Business
One-on-One Question Generator
The one-on-one question generator produces open-ended questions from a pool of ten, sampling without replacement. The count input (1–15) controls how many you receive, capped at the pool size. The questions span growth and development, current blockers, workload, feedback for the manager, wins, and what is on the person's mind. Managers at all levels use the questions to avoid the status-update trap and run conversations their reports actually value. New managers use them to build rapport before trying to coach. Skip-level managers use them to understand team dynamics outside their direct view. Pick two or three to anchor the meeting, ask, and then mostly listen.
How to use
- Choose your options above
- Click Generate
- Copy your result
Detailed instructions
- Choose how many questions you want.
- Click Generate to produce one-on-one questions.
- Pick a couple to anchor the conversation.
- Ask, then listen — let your report do most of the talking.
Use Cases
- •Preparing for a one-on-one with a report
- •Making one-on-ones more than a status update
- •Skip-level and cross-team conversations
- •New managers building rapport with a team
- •Drawing out feedback, blockers, and growth goals
Tips
- →Make the meeting about the person, not just the work.
- →Ask open questions, then mostly listen.
- →Always ask what feedback they have for you.
- →Keep the cadence consistent to build trust.
FAQ
What topics do the generated questions cover?
The pool of ten questions spans: what is going well and what is frustrating, blockers you can help remove, workload, growth and development, feedback for the manager, recent wins, team process improvements, and anything else on the person's mind. The random selection gives you a varied mix each run.
How many questions should I bring to a one-on-one?
Two or three is usually enough to anchor the conversation without making it feel like an interview. Generate five, pick the two that feel most relevant to this person right now, and leave the rest as backup if the conversation runs short.
Who should drive the agenda in a one-on-one?
The report should own most of it — a one-on-one is their time to raise blockers, growth, and concerns, with the manager listening more than directing.
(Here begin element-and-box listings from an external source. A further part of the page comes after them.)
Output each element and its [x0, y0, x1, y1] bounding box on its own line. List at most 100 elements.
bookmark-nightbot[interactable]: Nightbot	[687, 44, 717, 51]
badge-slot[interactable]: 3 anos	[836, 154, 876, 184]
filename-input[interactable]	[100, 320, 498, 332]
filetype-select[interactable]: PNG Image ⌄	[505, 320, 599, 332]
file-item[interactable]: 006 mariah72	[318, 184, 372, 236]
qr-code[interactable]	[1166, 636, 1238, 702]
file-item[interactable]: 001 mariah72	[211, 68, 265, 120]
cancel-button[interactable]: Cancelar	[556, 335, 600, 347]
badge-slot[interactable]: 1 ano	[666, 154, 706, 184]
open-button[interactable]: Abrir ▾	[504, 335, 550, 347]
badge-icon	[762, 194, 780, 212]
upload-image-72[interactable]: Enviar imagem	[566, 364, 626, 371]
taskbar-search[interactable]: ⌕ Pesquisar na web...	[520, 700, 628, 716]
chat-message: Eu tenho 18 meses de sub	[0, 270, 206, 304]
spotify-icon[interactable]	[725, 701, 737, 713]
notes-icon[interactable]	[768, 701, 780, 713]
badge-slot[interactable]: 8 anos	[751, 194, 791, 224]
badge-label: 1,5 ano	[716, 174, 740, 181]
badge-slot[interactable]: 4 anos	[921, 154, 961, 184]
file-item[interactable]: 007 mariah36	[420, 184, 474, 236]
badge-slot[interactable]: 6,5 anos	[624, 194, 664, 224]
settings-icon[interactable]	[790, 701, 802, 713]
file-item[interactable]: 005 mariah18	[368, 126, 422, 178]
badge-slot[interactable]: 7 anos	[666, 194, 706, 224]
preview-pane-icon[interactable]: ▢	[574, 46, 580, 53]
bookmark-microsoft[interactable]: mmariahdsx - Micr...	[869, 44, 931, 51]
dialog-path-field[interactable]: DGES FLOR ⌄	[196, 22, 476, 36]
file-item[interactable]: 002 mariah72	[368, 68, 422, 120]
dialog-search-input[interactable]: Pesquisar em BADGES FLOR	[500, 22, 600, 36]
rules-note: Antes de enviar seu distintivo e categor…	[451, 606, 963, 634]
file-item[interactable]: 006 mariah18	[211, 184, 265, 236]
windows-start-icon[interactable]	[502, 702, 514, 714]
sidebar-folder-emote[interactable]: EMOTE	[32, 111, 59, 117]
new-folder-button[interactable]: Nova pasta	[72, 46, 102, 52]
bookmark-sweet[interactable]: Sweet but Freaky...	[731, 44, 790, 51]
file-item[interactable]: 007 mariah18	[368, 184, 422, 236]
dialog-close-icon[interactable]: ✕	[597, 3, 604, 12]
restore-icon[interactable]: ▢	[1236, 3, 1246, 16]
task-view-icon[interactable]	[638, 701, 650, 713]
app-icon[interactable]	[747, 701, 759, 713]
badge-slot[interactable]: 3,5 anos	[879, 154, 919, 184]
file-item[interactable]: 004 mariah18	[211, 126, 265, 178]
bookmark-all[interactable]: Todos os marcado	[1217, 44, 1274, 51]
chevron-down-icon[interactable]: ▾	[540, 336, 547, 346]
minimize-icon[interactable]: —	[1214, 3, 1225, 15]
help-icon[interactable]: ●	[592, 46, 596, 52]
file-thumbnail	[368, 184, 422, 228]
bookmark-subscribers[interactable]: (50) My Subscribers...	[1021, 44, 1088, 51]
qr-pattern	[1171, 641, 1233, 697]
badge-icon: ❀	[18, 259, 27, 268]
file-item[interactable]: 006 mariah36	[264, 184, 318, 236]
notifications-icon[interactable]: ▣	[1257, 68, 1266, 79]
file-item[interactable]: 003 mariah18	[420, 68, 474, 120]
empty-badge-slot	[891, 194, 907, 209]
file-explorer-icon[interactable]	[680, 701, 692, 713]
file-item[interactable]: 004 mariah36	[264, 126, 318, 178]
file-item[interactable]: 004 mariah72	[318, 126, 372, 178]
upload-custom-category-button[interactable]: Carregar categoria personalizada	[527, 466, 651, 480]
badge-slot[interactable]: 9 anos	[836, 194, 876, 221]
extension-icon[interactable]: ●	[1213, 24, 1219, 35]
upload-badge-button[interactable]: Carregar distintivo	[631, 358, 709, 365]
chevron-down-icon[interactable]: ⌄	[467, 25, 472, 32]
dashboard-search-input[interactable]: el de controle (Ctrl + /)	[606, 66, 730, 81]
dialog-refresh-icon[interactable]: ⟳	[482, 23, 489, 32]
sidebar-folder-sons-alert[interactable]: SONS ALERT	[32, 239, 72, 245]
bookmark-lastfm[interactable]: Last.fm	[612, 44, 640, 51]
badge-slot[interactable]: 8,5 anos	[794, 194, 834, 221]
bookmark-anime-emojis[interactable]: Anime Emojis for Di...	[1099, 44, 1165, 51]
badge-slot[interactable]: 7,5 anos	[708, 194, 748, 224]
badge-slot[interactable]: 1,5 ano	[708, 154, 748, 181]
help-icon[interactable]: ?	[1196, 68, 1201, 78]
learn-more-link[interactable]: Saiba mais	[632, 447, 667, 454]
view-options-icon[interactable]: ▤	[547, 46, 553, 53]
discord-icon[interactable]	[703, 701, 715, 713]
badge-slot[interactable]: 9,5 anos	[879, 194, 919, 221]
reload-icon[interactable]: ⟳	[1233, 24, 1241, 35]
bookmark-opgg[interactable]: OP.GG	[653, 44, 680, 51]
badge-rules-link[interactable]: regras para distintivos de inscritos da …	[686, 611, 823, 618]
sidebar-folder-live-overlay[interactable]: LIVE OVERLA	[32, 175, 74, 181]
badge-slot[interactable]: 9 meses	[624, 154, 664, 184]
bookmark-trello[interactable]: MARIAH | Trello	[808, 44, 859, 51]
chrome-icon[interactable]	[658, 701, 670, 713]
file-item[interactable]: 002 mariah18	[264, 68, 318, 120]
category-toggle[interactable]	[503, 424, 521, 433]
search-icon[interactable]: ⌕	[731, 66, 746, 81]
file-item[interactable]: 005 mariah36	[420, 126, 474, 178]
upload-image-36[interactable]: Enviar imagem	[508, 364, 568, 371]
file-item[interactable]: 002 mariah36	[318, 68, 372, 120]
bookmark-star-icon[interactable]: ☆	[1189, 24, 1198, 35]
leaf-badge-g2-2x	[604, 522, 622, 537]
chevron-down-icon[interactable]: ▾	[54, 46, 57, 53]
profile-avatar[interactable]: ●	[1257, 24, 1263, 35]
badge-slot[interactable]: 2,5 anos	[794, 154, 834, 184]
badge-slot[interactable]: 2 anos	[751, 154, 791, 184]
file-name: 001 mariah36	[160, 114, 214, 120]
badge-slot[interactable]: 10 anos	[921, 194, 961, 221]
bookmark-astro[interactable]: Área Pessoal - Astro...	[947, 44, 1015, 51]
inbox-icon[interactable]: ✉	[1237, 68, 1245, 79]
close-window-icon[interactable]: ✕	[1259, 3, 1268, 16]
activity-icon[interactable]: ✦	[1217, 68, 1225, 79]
Bringing a few prepared questions keeps it from defaulting to a status update while still leaving space for the report to set the direction.
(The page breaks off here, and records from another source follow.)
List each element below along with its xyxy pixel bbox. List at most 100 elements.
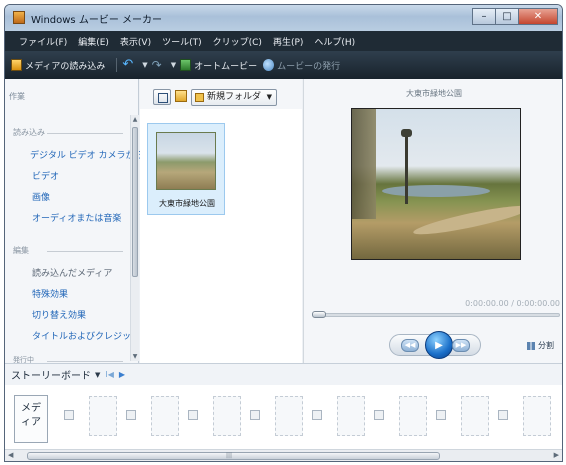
split-label: 分割 (538, 341, 554, 350)
storyboard-label[interactable]: ストーリーボード (11, 367, 91, 382)
storyboard-header: ストーリーボード ▼ I◀ ▶ (5, 363, 562, 385)
preview-timecode: 0:00:00.00 / 0:00:00.00 (465, 299, 560, 308)
toolbar-separator (116, 58, 118, 72)
scroll-up-icon[interactable]: ▲ (131, 116, 139, 123)
seek-bar[interactable] (316, 313, 560, 317)
publish-movie-label: ムービーの発行 (277, 61, 341, 72)
scroll-right-icon[interactable]: ▶ (554, 451, 559, 459)
automovie-button[interactable]: オートムービー (180, 59, 257, 72)
split-icon (527, 341, 535, 350)
folder-small-icon (195, 93, 204, 102)
publish-movie-button[interactable]: ムービーの発行 (263, 59, 340, 72)
undo-button[interactable]: ↶ (122, 58, 136, 71)
storyboard-dropdown-icon[interactable]: ▼ (95, 371, 100, 379)
tasks-title: 作業 (9, 92, 25, 101)
task-link-video[interactable]: ビデオ (32, 169, 59, 182)
storyboard-slot[interactable] (89, 396, 117, 436)
scroll-left-icon[interactable]: ◀ (8, 451, 13, 459)
import-media-label: メディアの読み込み (25, 61, 106, 72)
automovie-icon (180, 59, 192, 71)
storyboard-slot[interactable] (151, 396, 179, 436)
edit-section-heading: 編集 (13, 245, 123, 256)
minimize-button[interactable]: – (472, 8, 496, 25)
storyboard-first-slot-label: メデ ィア (21, 403, 41, 428)
transition-slot[interactable] (188, 410, 198, 420)
chevron-down-icon: ▼ (266, 93, 272, 101)
task-link-from-camera[interactable]: デジタル ビデオ カメラから (30, 148, 144, 161)
media-clip-item[interactable]: 大東市緑地公園 (147, 123, 225, 215)
previous-frame-button[interactable]: ◀◀ (401, 339, 419, 352)
view-toggle-button[interactable] (153, 89, 171, 105)
task-link-titles[interactable]: タイトルおよびクレジット (32, 329, 140, 342)
tasks-scrollbar[interactable]: ▲ ▼ (130, 115, 139, 361)
window-title: Windows ムービー メーカー (31, 15, 162, 26)
tasks-scroll-thumb[interactable] (132, 127, 138, 277)
menu-tools[interactable]: ツール(T) (162, 35, 202, 48)
menu-view[interactable]: 表示(V) (120, 35, 151, 48)
folder-dropdown[interactable]: 新規フォルダ ▼ (191, 89, 277, 106)
task-link-audio[interactable]: オーディオまたは音楽 (32, 211, 121, 224)
title-bar: Windows ムービー メーカー – □ ✕ (5, 5, 562, 31)
scene-lamp (401, 129, 412, 137)
task-link-imported-media[interactable]: 読み込んだメディア (32, 266, 112, 279)
clip-thumbnail (156, 132, 216, 190)
collection-toolbar: 新規フォルダ ▼ (140, 79, 302, 109)
play-button[interactable]: ▶ (425, 331, 453, 359)
folder-icon[interactable] (175, 90, 187, 102)
transition-slot[interactable] (312, 410, 322, 420)
preview-pane: 大東市緑地公園 0:00:00.00 / 0:00:00.00 ◀◀ ▶ ▶▶ … (303, 79, 562, 363)
split-button[interactable]: 分割 (527, 340, 554, 351)
close-button[interactable]: ✕ (518, 8, 558, 25)
transition-slot[interactable] (436, 410, 446, 420)
storyboard-slot[interactable] (523, 396, 551, 436)
storyboard: メデ ィア (5, 385, 562, 449)
menu-edit[interactable]: 編集(E) (78, 35, 109, 48)
redo-dropdown-icon[interactable]: ▼ (171, 61, 176, 69)
automovie-label: オートムービー (194, 61, 258, 72)
seek-handle[interactable] (312, 311, 326, 318)
storyboard-slot[interactable] (275, 396, 303, 436)
collection-pane: 新規フォルダ ▼ 大東市緑地公園 (140, 79, 302, 363)
menu-help[interactable]: ヘルプ(H) (314, 35, 355, 48)
scroll-down-icon[interactable]: ▼ (131, 353, 139, 360)
preview-monitor (351, 108, 521, 260)
rewind-storyboard-icon[interactable]: I◀ (105, 370, 114, 379)
toolbar: メディアの読み込み ↶ ▼ ↷ ▼ オートムービー ムービーの発行 (5, 51, 562, 79)
play-storyboard-icon[interactable]: ▶ (119, 370, 125, 379)
storyboard-slot[interactable] (399, 396, 427, 436)
scene-lamp-pole (405, 134, 408, 204)
storyboard-slot[interactable] (461, 396, 489, 436)
transition-slot[interactable] (498, 410, 508, 420)
menu-file[interactable]: ファイル(F) (19, 35, 67, 48)
maximize-button[interactable]: □ (495, 8, 519, 25)
publish-icon (263, 59, 275, 71)
next-frame-button[interactable]: ▶▶ (452, 339, 470, 352)
transition-slot[interactable] (64, 410, 74, 420)
task-link-images[interactable]: 画像 (32, 190, 50, 203)
scene-path (411, 200, 520, 240)
app-icon (13, 11, 25, 24)
redo-button[interactable]: ↷ (152, 59, 165, 71)
task-link-effects[interactable]: 特殊効果 (32, 287, 68, 300)
transition-slot[interactable] (250, 410, 260, 420)
task-link-transitions[interactable]: 切り替え効果 (32, 308, 86, 321)
preview-title: 大東市緑地公園 (406, 89, 462, 98)
clip-label: 大東市緑地公園 (159, 199, 215, 208)
storyboard-scroll-thumb[interactable]: ||| (27, 452, 440, 460)
scene-tree (352, 109, 376, 219)
folder-dropdown-label: 新規フォルダ (207, 92, 262, 102)
storyboard-slot[interactable] (337, 396, 365, 436)
transition-slot[interactable] (374, 410, 384, 420)
import-section-heading: 読み込み (13, 127, 123, 138)
tasks-pane: 作業 読み込み デジタル ビデオ カメラから ビデオ 画像 オーディオまたは音楽… (5, 79, 144, 364)
storyboard-scrollbar[interactable]: ◀ ||| ▶ (5, 449, 562, 461)
storyboard-first-slot[interactable]: メデ ィア (14, 395, 48, 443)
import-media-button[interactable]: メディアの読み込み (11, 59, 105, 72)
menu-clip[interactable]: クリップ(C) (213, 35, 262, 48)
menu-play[interactable]: 再生(P) (273, 35, 303, 48)
storyboard-slot[interactable] (213, 396, 241, 436)
redo-icon: ↷ (151, 58, 162, 72)
scene-pond (382, 185, 490, 197)
undo-dropdown-icon[interactable]: ▼ (142, 61, 147, 69)
transition-slot[interactable] (126, 410, 136, 420)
What questions should a new manager ask in early one-on-ones?
Early sessions are for building trust and context before coaching — ask how the person likes to work, what support they need, and what is going well or frustrating. Listening first earns the right to give feedback later. The generator includes open, relationship-building questions well suited to those first few meetings.
How often should one-on-ones happen?
Weekly or biweekly, kept consistent — regularity matters more than exact cadence, because trust builds over repeated conversations, not one-off check-ins. Cancelling frequently signals to the report that other things are more important than their development.